36 gezien de totale baten van een gemeentelijke organisatie en de schaal van de maatschappelijke uitdagingen van grote invloed kunnen zijn op het type beleidsinterventie. Ter illustratie: wanneer de gemeente Amsterdam vergeleken zou worden met een zeer kleine gemeente, zou de variatie in de afhankelijke variabele niet alleen het gevolg kunnen zijn van de variatie in de onafhankelijke variabelen, maar ook van variatie in andere variabelen die niet onderzocht worden. Het feit dat een kleine gemeente kiest voor een andere werkwijze, kan immers ook het gevolg zijn van lokale problematiek die zich op veel kleinere schaal voordoet dan in de gemeente Amsterdam.

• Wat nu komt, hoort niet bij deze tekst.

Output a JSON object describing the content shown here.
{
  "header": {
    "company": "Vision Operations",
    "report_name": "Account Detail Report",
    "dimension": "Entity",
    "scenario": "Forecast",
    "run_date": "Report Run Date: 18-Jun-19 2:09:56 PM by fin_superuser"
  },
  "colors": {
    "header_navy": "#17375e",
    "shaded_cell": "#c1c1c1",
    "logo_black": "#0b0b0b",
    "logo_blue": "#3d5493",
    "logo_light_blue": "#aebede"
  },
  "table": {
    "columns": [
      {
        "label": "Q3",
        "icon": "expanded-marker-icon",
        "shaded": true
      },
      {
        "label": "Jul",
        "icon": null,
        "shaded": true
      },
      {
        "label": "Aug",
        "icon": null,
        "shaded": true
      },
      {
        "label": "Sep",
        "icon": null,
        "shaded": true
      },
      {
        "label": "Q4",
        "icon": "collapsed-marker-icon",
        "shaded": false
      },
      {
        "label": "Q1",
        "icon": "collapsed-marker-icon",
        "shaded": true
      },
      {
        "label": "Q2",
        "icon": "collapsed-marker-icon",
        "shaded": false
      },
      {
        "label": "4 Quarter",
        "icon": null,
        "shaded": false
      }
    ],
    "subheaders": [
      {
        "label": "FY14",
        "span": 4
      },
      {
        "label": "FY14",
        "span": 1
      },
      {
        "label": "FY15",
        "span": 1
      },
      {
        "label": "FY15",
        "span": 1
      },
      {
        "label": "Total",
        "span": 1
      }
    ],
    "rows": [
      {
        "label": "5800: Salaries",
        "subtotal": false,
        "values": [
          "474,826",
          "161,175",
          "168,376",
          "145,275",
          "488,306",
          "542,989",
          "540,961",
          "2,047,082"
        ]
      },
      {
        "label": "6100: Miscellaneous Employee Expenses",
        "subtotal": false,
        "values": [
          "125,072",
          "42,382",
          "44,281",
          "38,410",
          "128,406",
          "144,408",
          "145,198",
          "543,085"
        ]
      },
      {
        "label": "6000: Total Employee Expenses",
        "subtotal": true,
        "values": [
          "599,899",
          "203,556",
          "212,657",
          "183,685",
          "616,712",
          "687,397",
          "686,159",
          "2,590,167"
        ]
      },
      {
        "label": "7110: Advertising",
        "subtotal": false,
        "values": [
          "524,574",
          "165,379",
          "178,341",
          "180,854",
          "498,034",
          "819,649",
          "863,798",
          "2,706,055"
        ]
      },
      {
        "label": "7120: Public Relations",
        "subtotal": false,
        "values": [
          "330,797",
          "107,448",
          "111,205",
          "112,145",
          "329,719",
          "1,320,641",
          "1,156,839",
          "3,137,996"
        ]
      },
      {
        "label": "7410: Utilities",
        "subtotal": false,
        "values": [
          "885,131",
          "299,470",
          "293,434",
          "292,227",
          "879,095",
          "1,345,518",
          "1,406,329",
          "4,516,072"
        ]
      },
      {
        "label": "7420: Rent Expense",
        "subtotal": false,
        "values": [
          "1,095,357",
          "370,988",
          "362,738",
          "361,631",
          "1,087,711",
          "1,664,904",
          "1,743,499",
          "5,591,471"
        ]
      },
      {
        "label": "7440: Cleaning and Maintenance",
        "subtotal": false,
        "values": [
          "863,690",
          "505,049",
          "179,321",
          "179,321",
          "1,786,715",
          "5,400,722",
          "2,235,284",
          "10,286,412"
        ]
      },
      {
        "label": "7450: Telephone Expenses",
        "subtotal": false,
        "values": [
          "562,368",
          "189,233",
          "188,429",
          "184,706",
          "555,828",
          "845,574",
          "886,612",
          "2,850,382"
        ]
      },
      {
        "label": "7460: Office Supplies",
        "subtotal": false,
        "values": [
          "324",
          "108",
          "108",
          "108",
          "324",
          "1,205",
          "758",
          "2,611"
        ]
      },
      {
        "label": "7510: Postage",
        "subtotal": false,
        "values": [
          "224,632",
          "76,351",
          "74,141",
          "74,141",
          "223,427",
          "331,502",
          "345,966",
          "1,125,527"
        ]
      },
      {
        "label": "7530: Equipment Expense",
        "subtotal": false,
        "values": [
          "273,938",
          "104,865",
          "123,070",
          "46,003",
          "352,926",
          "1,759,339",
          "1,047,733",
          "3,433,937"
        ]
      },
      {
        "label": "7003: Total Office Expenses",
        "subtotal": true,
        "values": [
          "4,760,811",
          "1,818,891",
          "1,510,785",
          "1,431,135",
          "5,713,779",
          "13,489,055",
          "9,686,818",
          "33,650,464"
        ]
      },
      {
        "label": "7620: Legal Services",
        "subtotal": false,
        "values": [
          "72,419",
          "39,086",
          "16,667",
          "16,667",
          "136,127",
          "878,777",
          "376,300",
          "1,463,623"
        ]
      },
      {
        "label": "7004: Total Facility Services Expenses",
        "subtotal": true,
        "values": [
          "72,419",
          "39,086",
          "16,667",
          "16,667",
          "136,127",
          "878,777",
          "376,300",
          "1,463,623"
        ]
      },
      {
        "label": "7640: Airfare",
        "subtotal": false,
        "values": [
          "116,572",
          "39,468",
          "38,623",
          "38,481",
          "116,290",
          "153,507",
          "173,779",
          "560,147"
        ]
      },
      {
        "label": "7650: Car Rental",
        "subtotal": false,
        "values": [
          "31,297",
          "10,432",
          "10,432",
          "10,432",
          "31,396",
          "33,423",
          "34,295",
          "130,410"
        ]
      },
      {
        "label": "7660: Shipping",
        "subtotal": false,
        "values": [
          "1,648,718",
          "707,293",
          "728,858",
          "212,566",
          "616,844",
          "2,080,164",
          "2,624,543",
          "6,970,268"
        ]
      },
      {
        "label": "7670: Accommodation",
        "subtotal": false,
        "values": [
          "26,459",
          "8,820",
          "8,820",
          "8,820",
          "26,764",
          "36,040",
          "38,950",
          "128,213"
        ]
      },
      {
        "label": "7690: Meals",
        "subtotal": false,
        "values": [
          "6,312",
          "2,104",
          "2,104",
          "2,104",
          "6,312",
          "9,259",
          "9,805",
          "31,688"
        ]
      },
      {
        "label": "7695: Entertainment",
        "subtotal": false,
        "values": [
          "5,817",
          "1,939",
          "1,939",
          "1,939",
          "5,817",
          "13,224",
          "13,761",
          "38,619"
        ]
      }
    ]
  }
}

Een ander kenmerk waarop de casussen zijn geselecteerd, is dat sociaal ondernemerschap in alle vier de steden een nieuw fenomeen is waardoor alle vier de gemeentelijke organisaties zich nog in een beginfase bevinden met betrekking tot het beleid. Tot slot zien alle vier de gemeenten kansen in sociaal ondernemerschap om maatschappelijke problematiek te bestrijden en proberen de gemeentelijke organisaties sociaal ondernemerschap te stimuleren. Om ervoor te zorgen dat de variabelen in elk van de vier gemeenten op dezelfde wijze worden gemeten, wordt in de volgende paragraaf aandacht besteed aan de operationalisering.